Actually the Sony is the same size as the Kindle but it has more screen since it lacks the keyboard on the bottom. The Sony has a cover and a carrying case which is part of the reason the price is higher than the Kindle.


----------



## KayakerNC (Oct 7, 2009)

Keef said:


> Actually the Sony is the same size as the Kindle but it has more screen since it lacks the keyboard on the bottom. The Sony has a cover and a carrying case which is part of the reason the price is higher than the Kindle.


Actually, no.
The Sony Pocket at 5" is smaller than the Kindles, the Sony Reader at 6" is the same size as the K2 but smaller than the DX, and the Sony Daily at 7" is larger than the K2, but still smaller than the DX.


----------



## Ann in Arlington (Oct 27, 2008)

KayakerNC said:


> Actually, no.
> The Sony Pocket at 5" is smaller than the Kindles, the Sony Reader at 6" is the same size as the K2 but smaller than the DX, and the Sony Daily at 7" is larger than the K2, but still smaller than the DX.


Yeah. . . I was definitely thinking screen size. . . . . .

It is possible, however, that because there's no keyboard on the Sony devices, that the 6" Reader is just a little smaller, physically, than the K2, and that the Daily Reader isn't much bigger, even though it's got a bigger screen.

I guess we have to define what we mean by size.


----------



## KayakerNC (Oct 7, 2009)

Ann in Arlington said:


> I guess we have to define what we mean by size.

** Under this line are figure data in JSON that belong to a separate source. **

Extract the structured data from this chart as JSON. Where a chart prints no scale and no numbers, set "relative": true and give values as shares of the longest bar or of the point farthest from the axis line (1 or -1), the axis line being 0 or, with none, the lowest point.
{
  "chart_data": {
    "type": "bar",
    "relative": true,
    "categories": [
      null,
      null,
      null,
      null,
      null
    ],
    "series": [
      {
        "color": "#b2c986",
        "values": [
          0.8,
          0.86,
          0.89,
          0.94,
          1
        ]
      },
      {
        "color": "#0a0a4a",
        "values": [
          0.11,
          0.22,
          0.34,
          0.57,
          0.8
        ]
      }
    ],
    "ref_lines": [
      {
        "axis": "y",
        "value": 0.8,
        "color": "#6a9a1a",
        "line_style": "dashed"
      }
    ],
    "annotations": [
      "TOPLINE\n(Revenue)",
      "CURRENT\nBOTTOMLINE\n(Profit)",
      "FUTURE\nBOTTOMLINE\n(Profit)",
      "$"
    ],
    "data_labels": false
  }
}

I'm biting my tongue here.
Guy humor could lead to banning.


----------



## Keef (Feb 25, 2010)

When you look at the review of the Sony Daily Reader (900) at cnet.com, they show that the length is the same as the Kindle.


----------



## gadgetgirl003 (Mar 22, 2009)

Isn't it funny how time changes perspective? When I look at the Sony Daily Edition and its $349. price tag, I think "Oh that is SO MUCH MORE than the Kindle even though it does have more screen space" and yet one year ago I paid more than that for my Kindle2.


----------



## Keef (Feb 25, 2010)

gadgetgirl003 said:


> Isn't it funny how time changes perspective? When I look at the Sony Daily Edition and its $349. price tag, I think "Oh that is SO MUCH MORE than the Kindle even though it does have more screen space" and yet one year ago I paid more than that for my Kindle2.


So true. 

Remember though for the $349 you also get a cover and travel case to boot.


----------



## drenee (Nov 11, 2008)

My Sony Touch overall is smaller than my K2 becasue of no keyboard.  But the screen sizes are almost exactly the same.  
I like carrying my Sony Touch in my purse because it is smaller.  
deb


----------